Sometimes it can feel really difficult to untangle what is stressful in our lives, and what we can do about it. Have you ever felt that you were coping with stressful circumstances then little things tip you over the edge? The stress bucket model (Brabban & Turkington, 2002) shows what’s happening.

We all have stress in our life, in fact some stress can be good to motivate ourselves. Some stressors may be completely out of our control, for example illness or world events. Some may be from our relationships, saying yes when we really want to say no, people expecting more than we feel able to give, lack of boundaries. Some may come from our jobs – not being happy, difficult commute, long hours, demanding bosses, lack of fulfilment.
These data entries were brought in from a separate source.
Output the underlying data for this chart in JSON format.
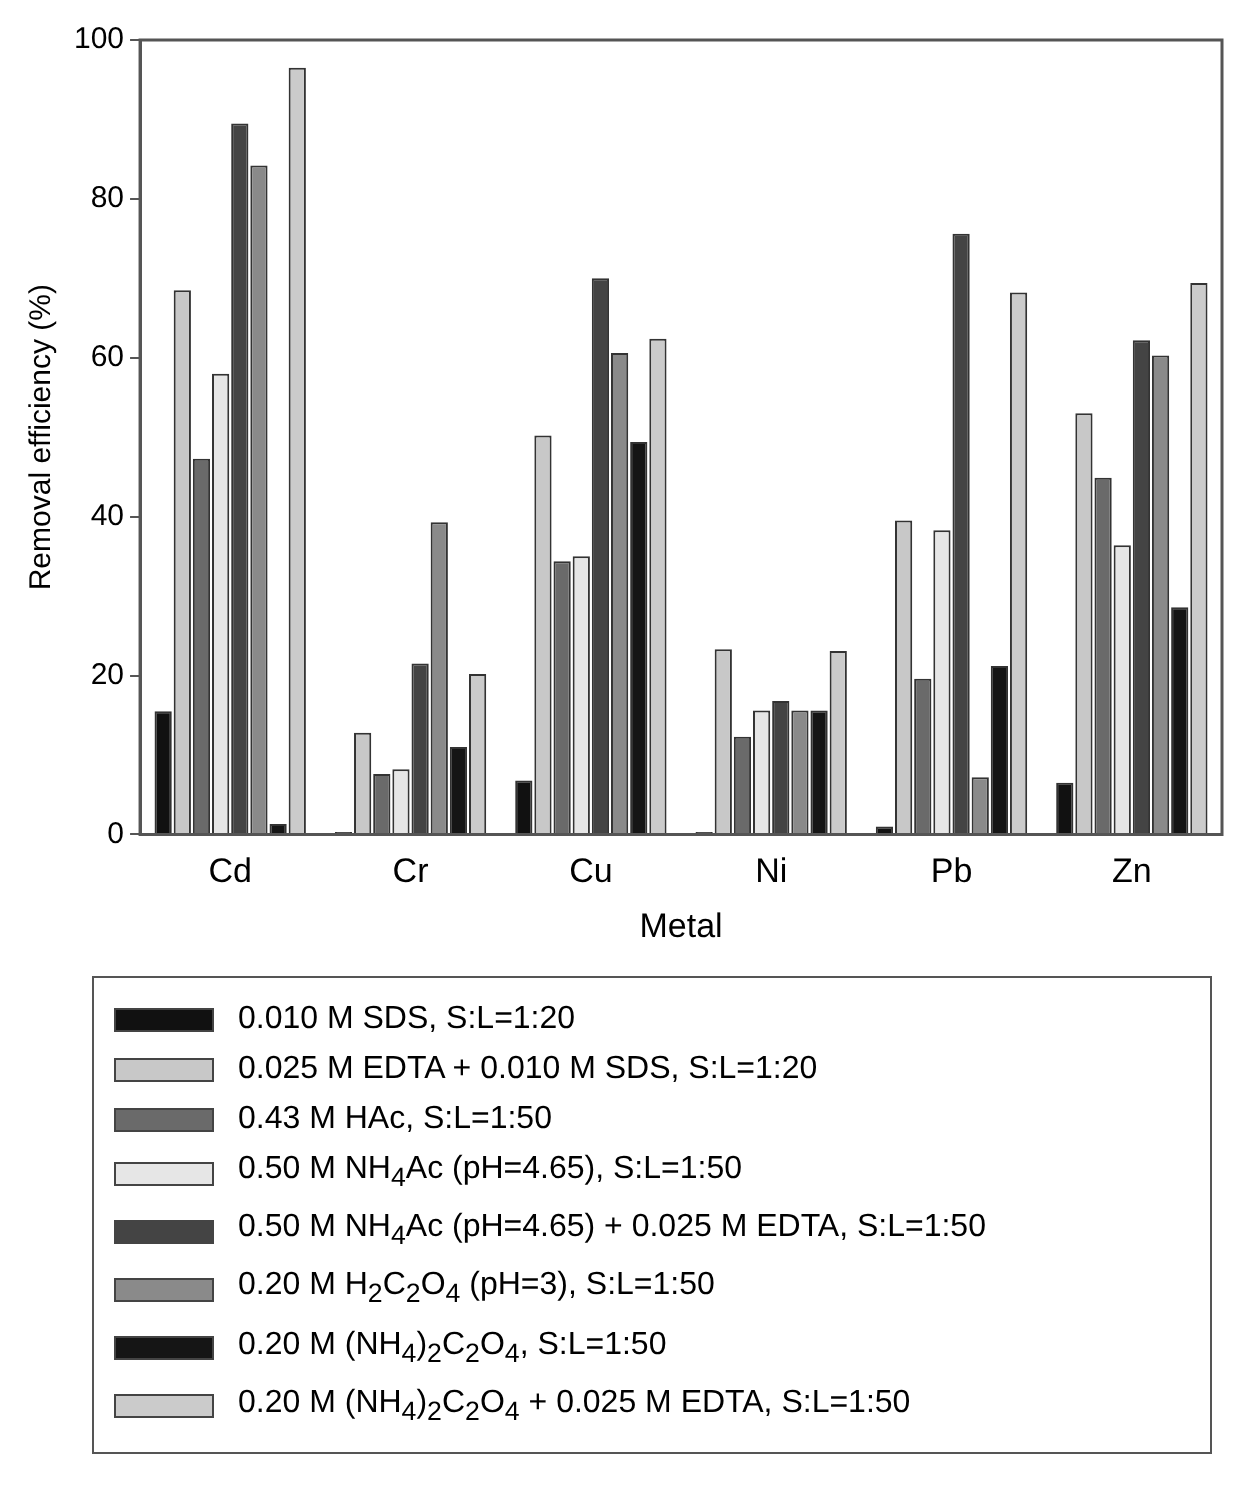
{
  "chart_data": {
    "type": "bar",
    "xlabel": "Metal",
    "ylabel": "Removal efficiency (%)",
    "categories": [
      "Cd",
      "Cr",
      "Cu",
      "Ni",
      "Pb",
      "Zn"
    ],
    "series": [
      {
        "name": "0.010 M SDS, S:L=1:20",
        "color": "#111111",
        "values": [
          15.5,
          0.3,
          6.8,
          0.3,
          1,
          6.5
        ]
      },
      {
        "name": "0.025 M EDTA + 0.010 M SDS, S:L=1:20",
        "color": "#c8c8c8",
        "values": [
          68.5,
          12.8,
          50.2,
          23.3,
          39.5,
          53
        ]
      },
      {
        "name": "0.43 M HAc, S:L=1:50",
        "color": "#6a6a6a",
        "values": [
          47.3,
          7.6,
          34.4,
          12.3,
          19.6,
          44.9
        ]
      },
      {
        "name": "0.50 M NH$_{4}$Ac (pH=4.65), S:L=1:50",
        "color": "#e6e6e6",
        "values": [
          58,
          8.2,
          35,
          15.6,
          38.3,
          36.4
        ]
      },
      {
        "name": "0.50 M NH$_{4}$Ac (pH=4.65) + 0.025 M EDTA, S:L=1:50",
        "color": "#444444",
        "values": [
          89.5,
          21.5,
          70,
          16.8,
          75.6,
          62.2
        ]
      },
      {
        "name": "0.20 M H$_{2}$C$_{2}$O$_{4}$ (pH=3), S:L=1:50",
        "color": "#8a8a8a",
        "values": [
          84.2,
          39.3,
          60.6,
          15.6,
          7.2,
          60.3
        ]
      },
      {
        "name": "0.20 M (NH$_{4}$)$_{2}$C$_{2}$O$_{4}$, S:L=1:50",
        "color": "#151515",
        "values": [
          1.3,
          11,
          49.4,
          15.6,
          21.2,
          28.6
        ]
      },
      {
        "name": "0.20 M (NH$_{4}$)$_{2}$C$_{2}$O$_{4}$ + 0.025 M EDTA, S:L=1:50",
        "color": "#cbcbcb",
        "values": [
          96.5,
          20.2,
          62.4,
          23.1,
          68.2,
          69.4
        ]
      }
    ],
    "ylim": [
      0,
      100
    ],
    "yticks": [
      0,
      20,
      40,
      60,
      80,
      100
    ],
    "grid": false,
    "legend": "bottom"
  }
}
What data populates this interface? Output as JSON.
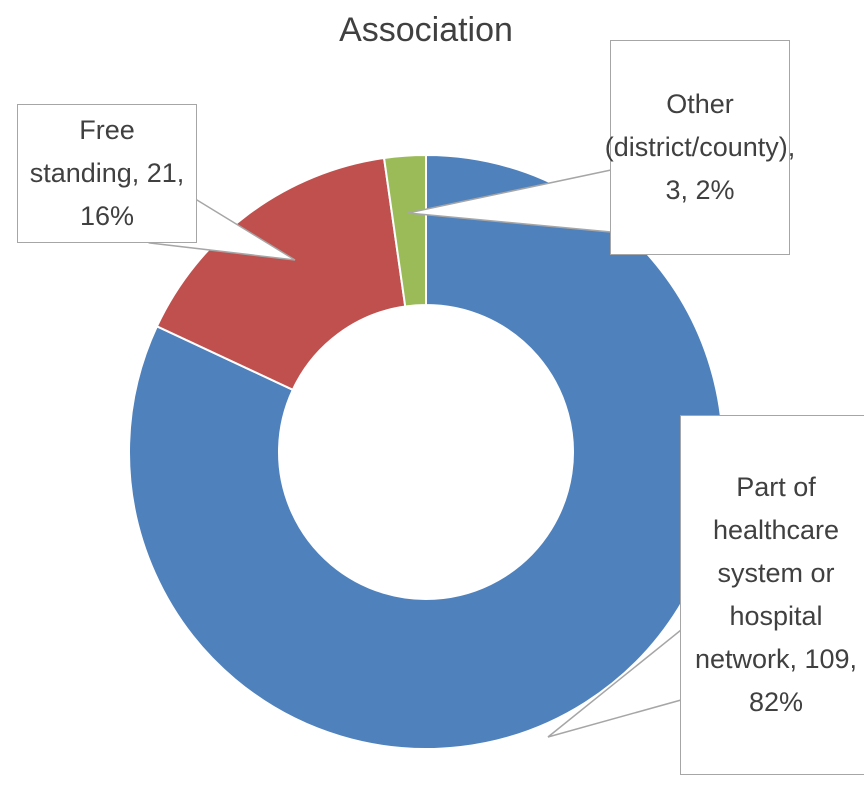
{
  "chart_data": {
    "type": "donut",
    "title": "Association",
    "values": [
      109,
      21,
      3
    ],
    "value_labels": [
      "Part of healthcare system or hospital network, 109, 82%",
      "Free standing, 21, 16%",
      "Other (district/county), 3, 2%"
    ],
    "colors": [
      "#4f81bd",
      "#c0504d",
      "#9bbb59"
    ]
  }
}
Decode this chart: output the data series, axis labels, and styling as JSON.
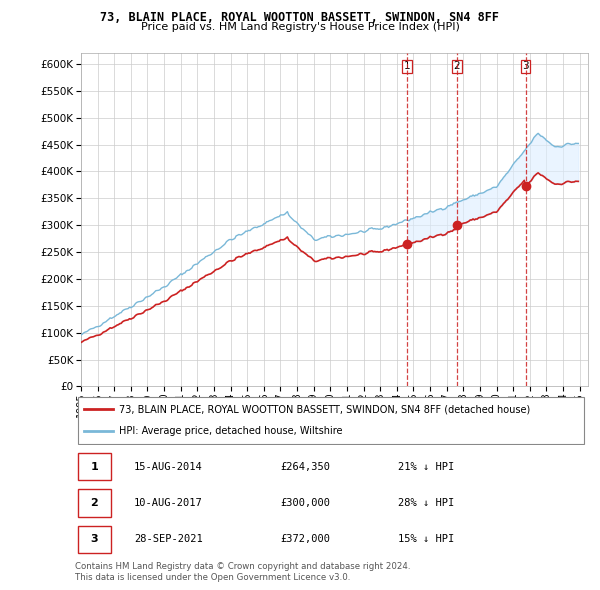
{
  "title": "73, BLAIN PLACE, ROYAL WOOTTON BASSETT, SWINDON, SN4 8FF",
  "subtitle": "Price paid vs. HM Land Registry's House Price Index (HPI)",
  "hpi_label": "HPI: Average price, detached house, Wiltshire",
  "property_label": "73, BLAIN PLACE, ROYAL WOOTTON BASSETT, SWINDON, SN4 8FF (detached house)",
  "footer1": "Contains HM Land Registry data © Crown copyright and database right 2024.",
  "footer2": "This data is licensed under the Open Government Licence v3.0.",
  "sale_events": [
    {
      "num": 1,
      "date": "15-AUG-2014",
      "price": "£264,350",
      "pct": "21% ↓ HPI",
      "year": 2014.617
    },
    {
      "num": 2,
      "date": "10-AUG-2017",
      "price": "£300,000",
      "pct": "28% ↓ HPI",
      "year": 2017.617
    },
    {
      "num": 3,
      "date": "28-SEP-2021",
      "price": "£372,000",
      "pct": "15% ↓ HPI",
      "year": 2021.747
    }
  ],
  "sale_prices": [
    264350,
    300000,
    372000
  ],
  "ylim": [
    0,
    620000
  ],
  "yticks": [
    0,
    50000,
    100000,
    150000,
    200000,
    250000,
    300000,
    350000,
    400000,
    450000,
    500000,
    550000,
    600000
  ],
  "hpi_color": "#7ab8d8",
  "property_color": "#cc2222",
  "vline_color": "#cc2222",
  "fill_color": "#ddeeff",
  "background_color": "#ffffff",
  "xlim": [
    1995.0,
    2025.5
  ],
  "xtick_years": [
    1995,
    1996,
    1997,
    1998,
    1999,
    2000,
    2001,
    2002,
    2003,
    2004,
    2005,
    2006,
    2007,
    2008,
    2009,
    2010,
    2011,
    2012,
    2013,
    2014,
    2015,
    2016,
    2017,
    2018,
    2019,
    2020,
    2021,
    2022,
    2023,
    2024,
    2025
  ]
}
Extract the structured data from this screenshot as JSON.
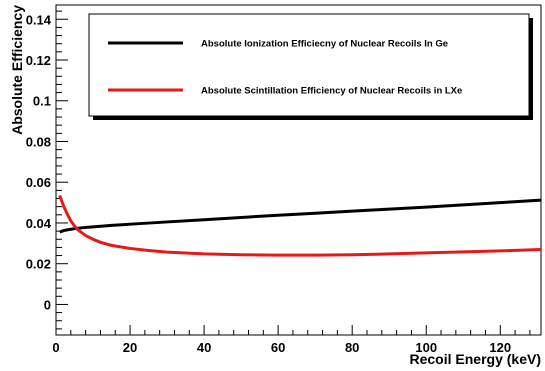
{
  "chart_data": {
    "type": "line",
    "title": "",
    "xlabel": "Recoil Energy (keV)",
    "ylabel": "Absolute Efficiency",
    "xlim": [
      0,
      131
    ],
    "ylim": [
      -0.015,
      0.147
    ],
    "x_ticks": [
      0,
      20,
      40,
      60,
      80,
      100,
      120
    ],
    "x_tick_labels": [
      "0",
      "20",
      "40",
      "60",
      "80",
      "100",
      "120"
    ],
    "y_ticks": [
      0,
      0.02,
      0.04,
      0.06,
      0.08,
      0.1,
      0.12,
      0.14
    ],
    "y_tick_labels": [
      "0",
      "0.02",
      "0.04",
      "0.06",
      "0.08",
      "0.1",
      "0.12",
      "0.14"
    ],
    "grid": false,
    "legend_position": "top-right",
    "series": [
      {
        "name": "Absolute Ionization Efficiecny of Nuclear Recoils In Ge",
        "color": "#000000",
        "x": [
          1,
          2,
          3,
          5,
          8,
          10,
          15,
          20,
          30,
          40,
          50,
          60,
          70,
          80,
          90,
          100,
          110,
          120,
          131
        ],
        "y": [
          0.0355,
          0.0362,
          0.0366,
          0.0372,
          0.0378,
          0.0381,
          0.0388,
          0.0394,
          0.0405,
          0.0416,
          0.0427,
          0.0438,
          0.0448,
          0.0458,
          0.0468,
          0.0478,
          0.0489,
          0.05,
          0.0512
        ]
      },
      {
        "name": "Absolute Scintillation Efficiency of Nuclear Recoils in LXe",
        "color": "#e41a1a",
        "x": [
          1,
          1.5,
          2,
          3,
          4,
          5,
          6,
          8,
          10,
          12,
          15,
          20,
          25,
          30,
          40,
          50,
          60,
          70,
          80,
          90,
          100,
          110,
          120,
          131
        ],
        "y": [
          0.0535,
          0.051,
          0.0485,
          0.0445,
          0.041,
          0.0385,
          0.0365,
          0.0338,
          0.032,
          0.0305,
          0.029,
          0.0275,
          0.0265,
          0.0257,
          0.0248,
          0.0244,
          0.0242,
          0.0242,
          0.0244,
          0.0248,
          0.0253,
          0.0258,
          0.0263,
          0.027
        ]
      }
    ]
  }
}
The stress bucket (excuse my very basic drawing skills!) shows these stressors filling up the bucket in differing amounts. We may be able to cope with a stressful job, but it takes up most of our bucket. We may then have a power cut, and not being able to watch Netflix may make the bucket overflow so we “snap”. We may have lots of areas of our lives causing us stress so we can’t tell what is stressing us most and what we can do about any of it. This can mean our bucket feels like it’s always overflowing and we can’t stop it.

Why not try drawing your own stress bucket to see what’s going on for you? It can sometimes be clearer on paper than going round and round in our heads.

Now imagine your bucket has a tap on it. Activities that lessen our stress levels will open the tap and lower the water in our bucket, allowing us to cope better with stressful issues, large and small. Here are some ideas to open the tap:

  • Sleep
  • Exercise
  • Talking to someone
  • Journaling
  • Yoga
  • Meditation
  • Creative activities
  • Time with friends

What could you add? Not all activities work for everyone, it’s worth taking some time to try out what works for you, especially when there is still some space left in your stress bucket. It can be really useful to work on making them into a habit so they can lower your base level of stress and be easier to use when you really need them.

Reference: Brabban, A. & Turkington, D. (2002). The search for meaning: detecting congruence between life events, underlying schema and psychotic symptoms. In A. P. Morrison (ed.), A Casebook of Cognitive Therapy for Psychosis (Chapter 5, pp. 59–75). New York: Brunner‐Routledge.